Abstract
The Deepwater Horizon (DWH) oil spill significantly impacted the northern Gulf of Mexico (nGoM) deep benthos (>125 m water depth) at different spatial scales and across all community size and taxa groups including microbes, foraminifera, meiofauna, macrofauna, megafauna, corals, and demersal fishes. The resilience across these communities was heterogeneous, with some requiring years if not decades to fully recover. To synthesize ecosystem impacts and recovery following DWH, the Gulf of Mexico Research Initiative (GOMRI) Core 3 synthesis group subdivided the nGoM into four ecotypes: coastal, continental shelf, open-ocean, and deep benthic. Here we present a synopsis of the deep benthic ecotype status and discuss progress made on five tasks: 1) summarizing pre- and post-oil spill trends in abundance, species composition and dynamics; 2) identifying missing data/analyses and proposing a strategy to fill in these gaps; 3) constructing a conceptual model of important species interactions and impacting factors; 4) evaluating resiliency and recovery potential of different species; and 5) providing recommendations for future long-term benthic ecosystem research programs. To address these tasks, we assessed time series to detect measures of population trends. Moreover, a benthic conceptual model for the GoM deep benthos was developed and a vulnerability-resilience analysis was performed to enable holistic interpretation of the interrelationships among ecotypes, resources, and stressors. The DWH oil spill underscores the overall need for a system-level benthic management decision support tool based on long-term measurement of ecological quality status (EQS). Production of such a decision support tool requires temporal baselines and time-series data collections. This approach provides EQS for multiple stressors affecting the GoM beyond oil spills. In many cases, the lessons learned from DWH, the gaps identified, and the recommended approaches for future long-term hypothesis-driven research can be utilized to better assess impacts of any ecosystem perturbation of industrial impact, including marine mineral extraction.
Highlights
As the global demand for hydrocarbon-based energy sources has increased and nearshore marine resources have been depleted, the oil and gas industry has gradually progressed offshore into deeper waters (Cordes et al, 2016; Murawski et al, 2020)

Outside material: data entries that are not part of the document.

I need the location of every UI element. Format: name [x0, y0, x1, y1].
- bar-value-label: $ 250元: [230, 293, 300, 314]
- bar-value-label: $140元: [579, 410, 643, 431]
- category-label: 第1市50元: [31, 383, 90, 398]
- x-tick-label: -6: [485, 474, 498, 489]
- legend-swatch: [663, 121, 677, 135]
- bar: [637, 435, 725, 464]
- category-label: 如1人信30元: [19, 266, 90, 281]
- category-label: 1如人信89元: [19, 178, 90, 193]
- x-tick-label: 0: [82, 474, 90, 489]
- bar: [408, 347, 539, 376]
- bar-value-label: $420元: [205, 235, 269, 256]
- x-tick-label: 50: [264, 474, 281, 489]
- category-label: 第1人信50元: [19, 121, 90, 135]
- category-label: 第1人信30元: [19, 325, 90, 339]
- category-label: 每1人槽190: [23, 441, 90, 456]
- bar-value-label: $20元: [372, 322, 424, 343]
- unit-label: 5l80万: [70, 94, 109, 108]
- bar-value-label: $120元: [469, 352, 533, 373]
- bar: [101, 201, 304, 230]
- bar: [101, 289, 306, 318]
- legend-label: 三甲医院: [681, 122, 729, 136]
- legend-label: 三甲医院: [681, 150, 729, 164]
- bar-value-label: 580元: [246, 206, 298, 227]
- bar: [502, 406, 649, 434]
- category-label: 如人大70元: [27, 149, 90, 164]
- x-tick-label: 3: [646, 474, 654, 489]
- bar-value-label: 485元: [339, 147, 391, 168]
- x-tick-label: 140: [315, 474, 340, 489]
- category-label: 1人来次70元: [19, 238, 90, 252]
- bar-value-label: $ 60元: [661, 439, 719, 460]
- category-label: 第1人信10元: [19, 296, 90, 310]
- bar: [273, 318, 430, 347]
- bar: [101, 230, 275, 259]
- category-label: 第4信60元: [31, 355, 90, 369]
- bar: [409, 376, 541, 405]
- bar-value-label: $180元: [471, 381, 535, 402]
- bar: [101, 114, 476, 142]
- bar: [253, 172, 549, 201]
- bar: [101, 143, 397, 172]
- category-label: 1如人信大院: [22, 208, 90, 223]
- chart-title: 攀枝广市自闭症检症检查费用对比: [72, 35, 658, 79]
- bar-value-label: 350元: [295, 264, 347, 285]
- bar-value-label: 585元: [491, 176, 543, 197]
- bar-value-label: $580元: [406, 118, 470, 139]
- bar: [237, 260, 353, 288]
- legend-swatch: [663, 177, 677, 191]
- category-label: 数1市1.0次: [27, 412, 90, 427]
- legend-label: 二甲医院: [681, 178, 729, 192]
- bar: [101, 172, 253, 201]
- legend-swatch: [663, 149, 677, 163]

Significant research has been undertaken on the prevention, mitigation, environmental impact, response, and restoration from oil spills since the Deepwater Horizon (DWH) oil spill in 2010 (Murawski et al, 2020)
The Core 3 synthesis deep benthic group assembled the record of species and community change in the northern Gulf of Mexico (nGoM) deep benthic ecotype before, during and following the DWH oil spill
Summary
As the global demand for hydrocarbon-based energy sources has increased and nearshore marine resources have been depleted, the oil and gas industry has gradually progressed offshore into deeper waters (Cordes et al, 2016; Murawski et al, 2020). Following DWH, there was an 80–93% decrease in density and a 30–40% decrease in species diversity of benthic foraminifera at oil-impacted sites (Schwing et al, 2015; Schwing et al, 2017b).